To further interpret the experimental results presented in Section 3, this section discusses how the proposed architectural components jointly contribute to the overall performance and suitability of the DGEA-YOLOv8 framework for prolonged violation behavior recognition. The ablation experiments indicate that each integrated module brings measurable improvements in detection accuracy, recall, and robustness to small and occluded targets. Specifically, DCNv3 enhances geometric adaptability under pose variation and partial occlusion, GELAN provides efficient multi-scale feature aggregation with lightweight complexity, and the ECA and ASPP modules reinforce fine-grained attention and contextual perception. The combined synergy of these components confirms that the proposed architecture is structurally coherent and effectively aligned with the challenges of recognizing prolonged violation behaviors in complex construction environments.
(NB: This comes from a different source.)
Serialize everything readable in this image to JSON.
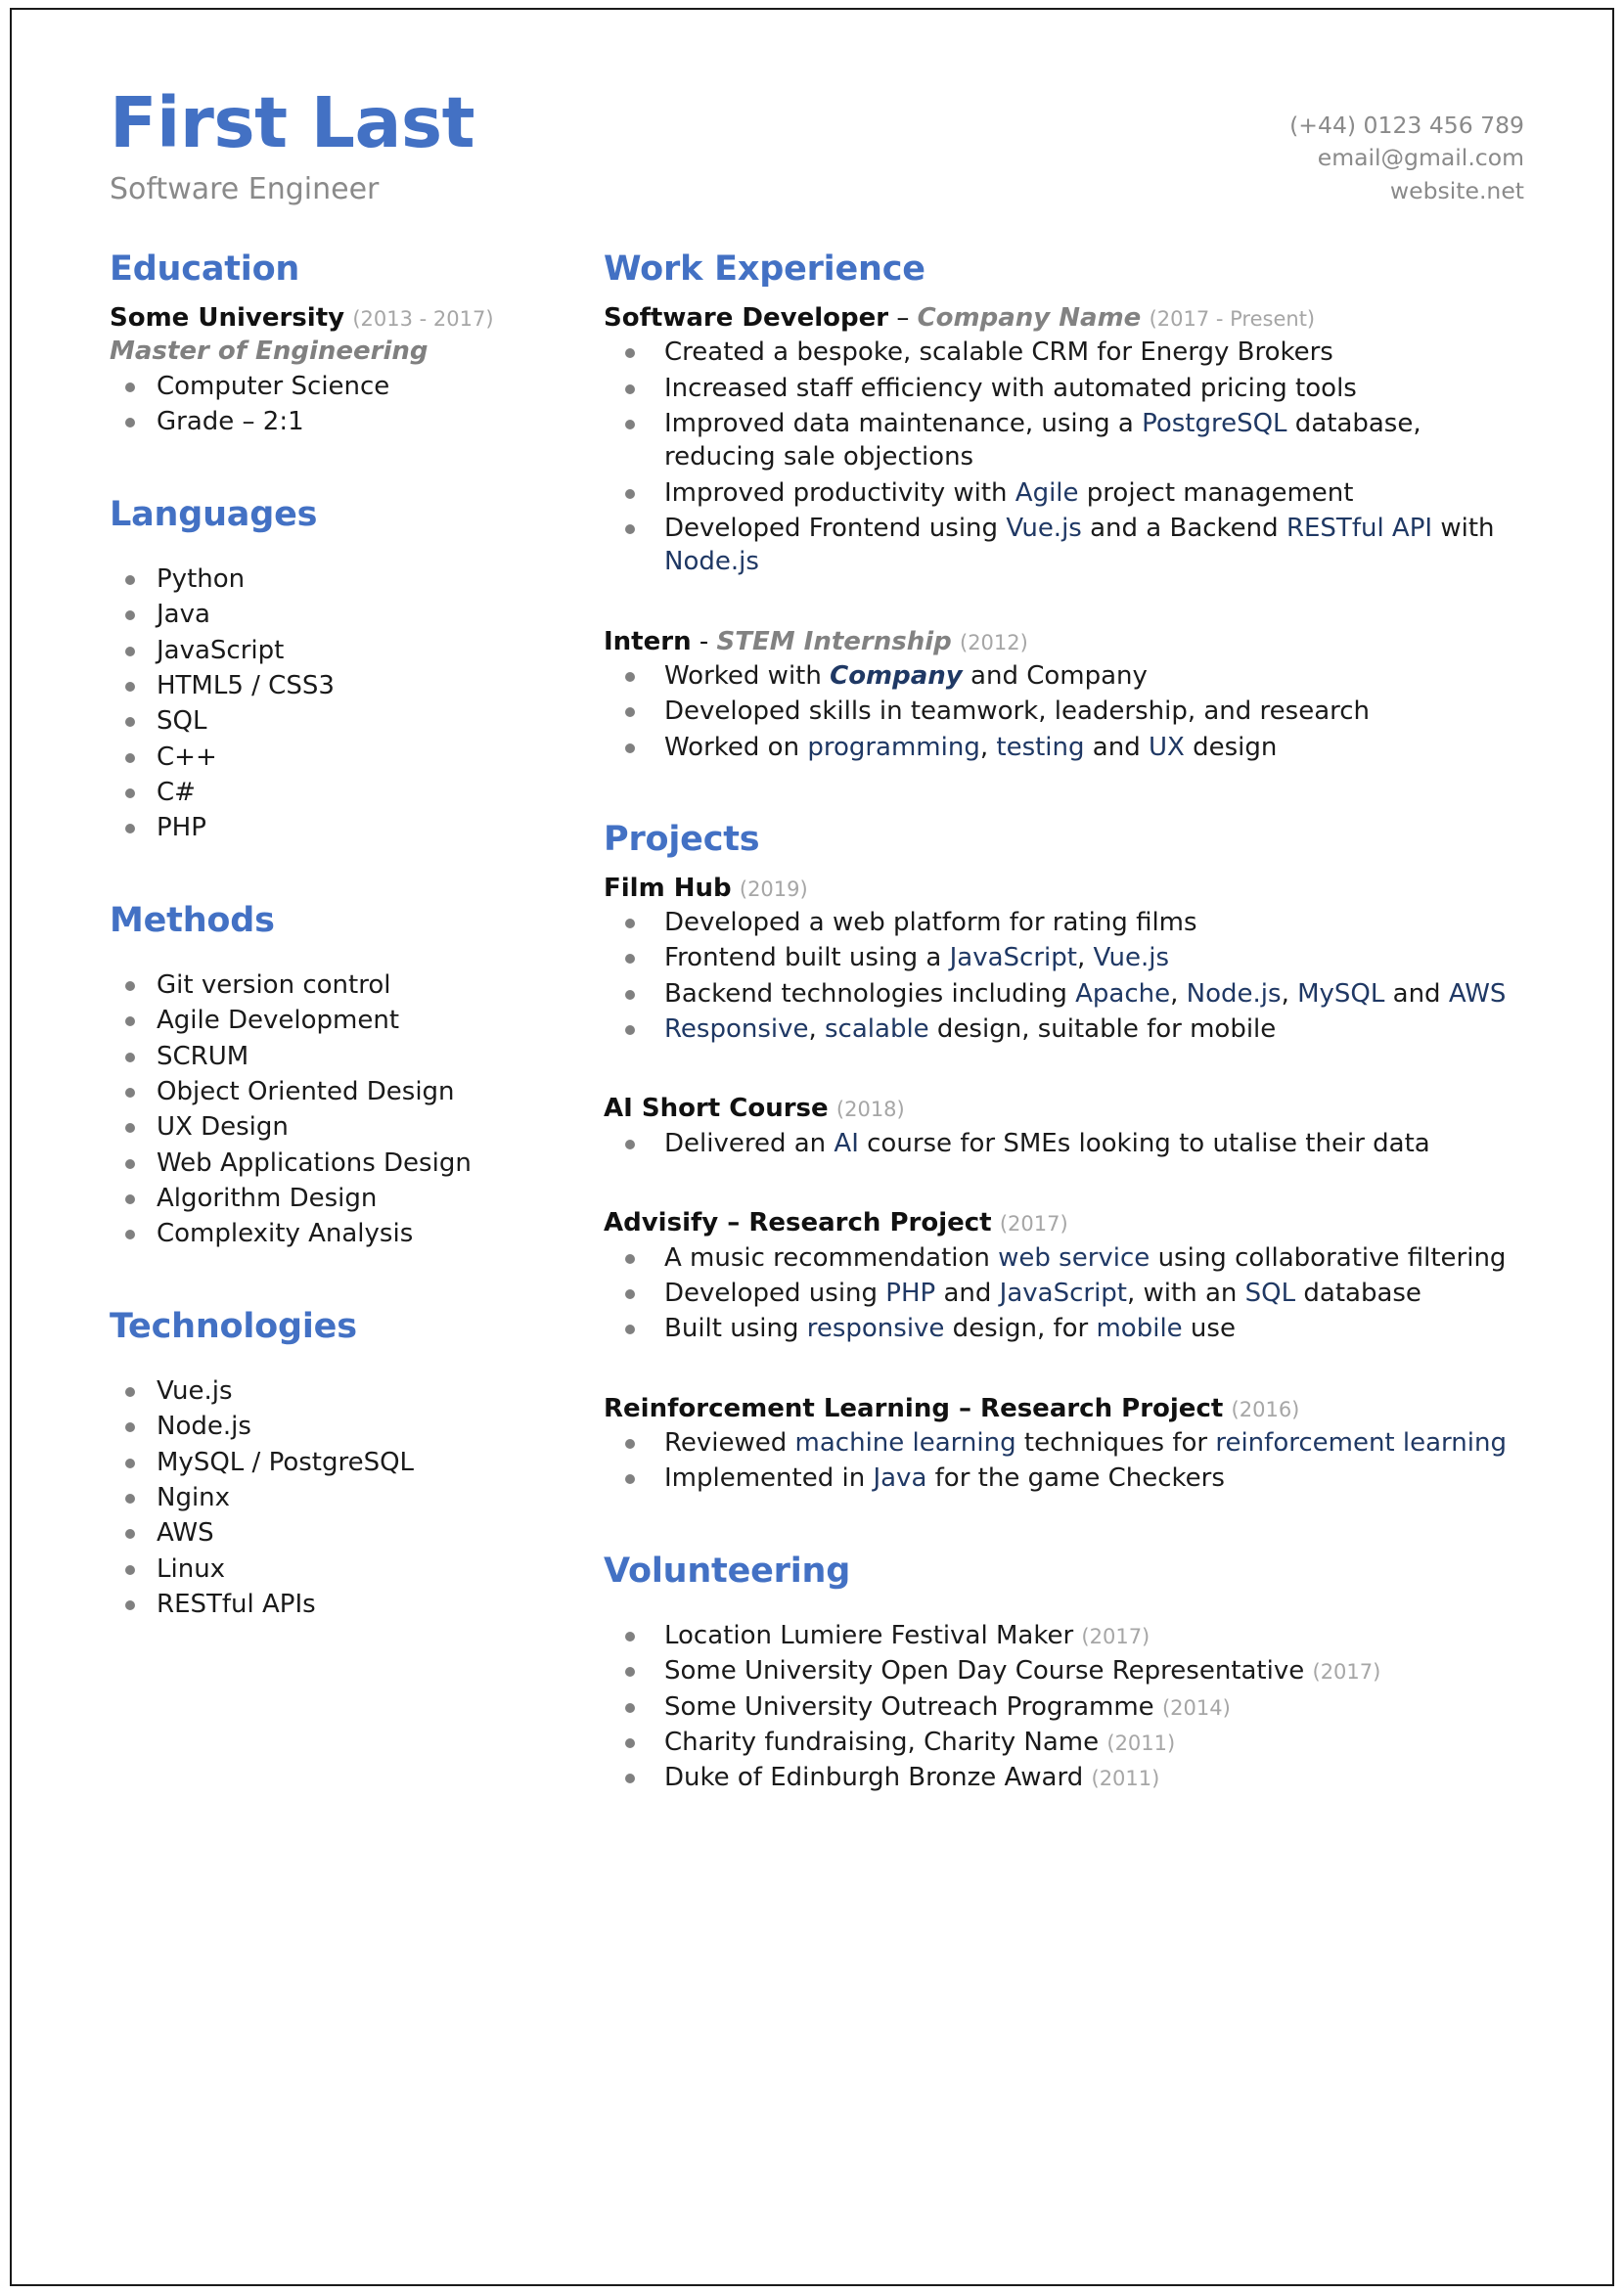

These findings form the foundation for the following discussions on the system’s practical applicability and its ability to maintain stable performance under real-world conditions.

In order to further intuitively analyze the performance and detection effect of DGEA-YOLOv8 algorithm, this paper takes SSD, YOLOv5 and YOLOv8 as comparison items, and judges them from four indicators: input size, accuracy, recall rate, mAP-50 and FPS. The performance comparison table is shown in

Table 5. The results of Ablation Experiment.
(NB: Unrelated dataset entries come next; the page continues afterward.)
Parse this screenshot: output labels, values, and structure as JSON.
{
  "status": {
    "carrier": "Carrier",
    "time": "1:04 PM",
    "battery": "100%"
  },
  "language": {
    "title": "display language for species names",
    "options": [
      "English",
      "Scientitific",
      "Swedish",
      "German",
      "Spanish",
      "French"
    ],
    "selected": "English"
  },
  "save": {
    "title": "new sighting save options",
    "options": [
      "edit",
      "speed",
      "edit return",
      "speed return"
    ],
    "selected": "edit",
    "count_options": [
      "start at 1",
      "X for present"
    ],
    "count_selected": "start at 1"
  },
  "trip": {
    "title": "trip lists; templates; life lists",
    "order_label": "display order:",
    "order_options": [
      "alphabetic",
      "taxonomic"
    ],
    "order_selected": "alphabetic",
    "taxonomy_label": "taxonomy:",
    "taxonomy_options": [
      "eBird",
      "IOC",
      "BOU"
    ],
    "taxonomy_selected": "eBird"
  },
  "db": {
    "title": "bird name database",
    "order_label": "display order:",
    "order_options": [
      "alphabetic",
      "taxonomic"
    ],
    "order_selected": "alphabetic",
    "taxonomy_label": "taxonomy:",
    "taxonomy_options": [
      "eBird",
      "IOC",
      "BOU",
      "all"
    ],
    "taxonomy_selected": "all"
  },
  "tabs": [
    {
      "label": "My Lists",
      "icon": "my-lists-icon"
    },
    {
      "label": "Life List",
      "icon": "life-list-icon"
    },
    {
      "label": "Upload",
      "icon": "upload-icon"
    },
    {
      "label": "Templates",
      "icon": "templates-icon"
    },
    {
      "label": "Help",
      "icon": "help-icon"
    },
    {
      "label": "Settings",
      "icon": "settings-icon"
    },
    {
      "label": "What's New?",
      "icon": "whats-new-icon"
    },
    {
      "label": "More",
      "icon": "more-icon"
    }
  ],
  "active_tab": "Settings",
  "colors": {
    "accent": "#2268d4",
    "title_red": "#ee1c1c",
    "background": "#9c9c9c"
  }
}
Algorithm Name	Input Size	Precision/%	Recall/%	mAP-50/%	FPS (f/s)
SSD	300 × 300	77.5	78.6	79.14	84
YOLOv5	640 × 640	88.3	87.5	85.96	121.6
YOLOv8	640 × 640	92.1	91.8	91.55	109.5
DGEA-YOLOv8	640 × 640	94.3 ↑2.2	93.7 ↑1.9	94.50 ↑2.95	102.3 ↓7.2

The symbols ↑ and ↓ are compared with YOLOV8s. The figures show the differences compared to YOLOV8s.

.

From the comparative experimental results, DGEA-YOLOv8 achieved the best performance in Precision, Recall, and mAP-50, reaching 94.3%, 93.7%, and 94.50%, respectively. Compared with YOLOv8, these values improved by 2.2%, 1.9%, and 2.95%. However, FPS decreased by 7.2 f/s. Both YOLOv8 and YOLOv5 performed well in Precision and Recall, with YOLOv8 achieving 92.1% Precision, 91.55% mAP-50, and 109.5 f/s. In contrast, SSD showed lower Precision, Recall, and mAP-50 than YOLOv5, YOLOv8, and DGEA-YOLOv8. Overall, DGEA-YOLOv8 demonstrated superior accuracy and computational efficiency, making it more suitable for high-precision requirements in real construction scenarios.
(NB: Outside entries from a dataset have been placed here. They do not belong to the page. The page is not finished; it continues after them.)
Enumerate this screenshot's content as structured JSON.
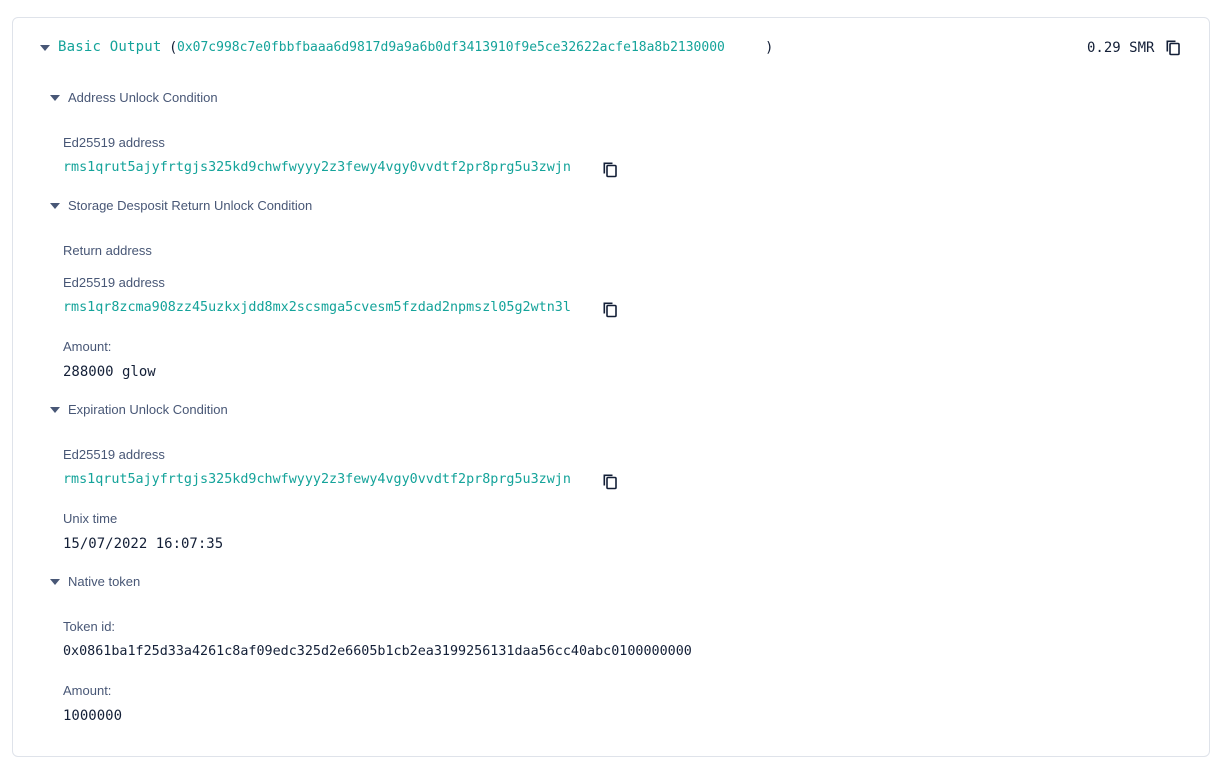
{
  "output": {
    "title": "Basic Output",
    "open_paren": "(",
    "output_id": "0x07c998c7e0fbbfbaaa6d9817d9a9a6b0df3413910f9e5ce32622acfe18a8b2130000",
    "close_paren": ")",
    "amount": "0.29 SMR"
  },
  "address_unlock": {
    "title": "Address Unlock Condition",
    "address_label": "Ed25519 address",
    "address": "rms1qrut5ajyfrtgjs325kd9chwfwyyy2z3fewy4vgy0vvdtf2pr8prg5u3zwjn"
  },
  "storage_deposit_return": {
    "title": "Storage Desposit Return Unlock Condition",
    "return_address_label": "Return address",
    "address_label": "Ed25519 address",
    "address": "rms1qr8zcma908zz45uzkxjdd8mx2scsmga5cvesm5fzdad2npmszl05g2wtn3l",
    "amount_label": "Amount:",
    "amount": "288000 glow"
  },
  "expiration_unlock": {
    "title": "Expiration Unlock Condition",
    "address_label": "Ed25519 address",
    "address": "rms1qrut5ajyfrtgjs325kd9chwfwyyy2z3fewy4vgy0vvdtf2pr8prg5u3zwjn",
    "unix_time_label": "Unix time",
    "unix_time": "15/07/2022 16:07:35"
  },
  "native_token": {
    "title": "Native token",
    "token_id_label": "Token id:",
    "token_id": "0x0861ba1f25d33a4261c8af09edc325d2e6605b1cb2ea3199256131daa56cc40abc0100000000",
    "amount_label": "Amount:",
    "amount": "1000000"
  },
  "icons": {
    "copy": "copy-icon",
    "expand": "caret-down-icon"
  },
  "colors": {
    "accent": "#14a39a",
    "text_dark": "#131f37",
    "text_muted": "#485776",
    "border": "#dfe3ea"
  }
}
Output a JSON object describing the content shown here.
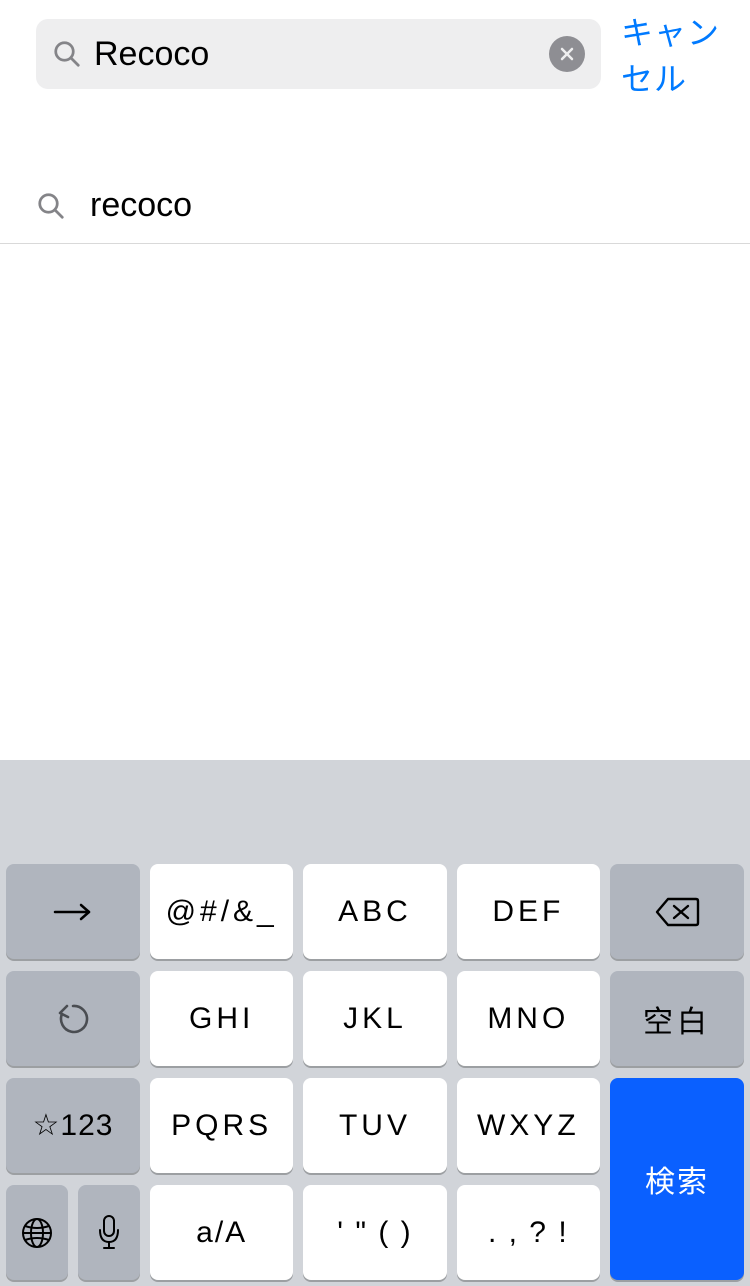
{
  "search": {
    "value": "Recoco",
    "placeholder": ""
  },
  "cancel_label": "キャンセル",
  "suggestions": [
    {
      "text": "recoco"
    }
  ],
  "keyboard": {
    "keys": {
      "symbols": "@#/&_",
      "abc": "ABC",
      "def": "DEF",
      "ghi": "GHI",
      "jkl": "JKL",
      "mno": "MNO",
      "pqrs": "PQRS",
      "tuv": "TUV",
      "wxyz": "WXYZ",
      "case": "a/A",
      "quotes": "' \" ( )",
      "punct": ". , ? !",
      "num": "☆123",
      "space": "空白",
      "search": "検索"
    }
  }
}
Figure 13 further compares the relationship between training epochs and mAP-50 for YOLOv5, YOLOv8, DGEA-YOLOv8, and SSD. The results show that YOLOv5 improved rapidly at the early stage but plateaued at a lower final accuracy. YOLOv8 performed better initially, with a rapid increase in mAP-50, but its final result was slightly inferior to DGEA-YOLOv8. By contrast, DGEA-YOLOv8 exhibited steady and consistent improvement throughout training, achieving a final mAP-50 significantly higher than YOLOv5 and YOLOv8, demonstrating the best training effect. SSD, however, lagged behind with a slower curve and lower final accuracy. The subfigures further illustrate the mAP-50 trends at different stages, providing an intuitive comparison of learning curves and convergence rates. Overall, DGEA-YOLOv8 showed the most robust performance during training.

Figure 14 presents a comparison of PR curves between the proposed improved algorithm and other related models, providing an intuitive analysis of the relationship between Precision and Recall. The DGEA-YOLOv8 algorithm (blue line) consistently maintains high values for both precision and recall, with its curve positioned above the others, demonstrating a clear advantage in balancing accuracy and completeness. YOLOv8 (red line) and YOLOv5 (green line) intersect, but the larger area under YOLOv8’s PR curve indicates its superior performance over YOLOv5. In contrast, the SSD model shows the lowest curve, with precision and recall values significantly below the other three models. Overall, DGEA-YOLOv8 achieves the best balance between precision and recall, confirming its strong performance.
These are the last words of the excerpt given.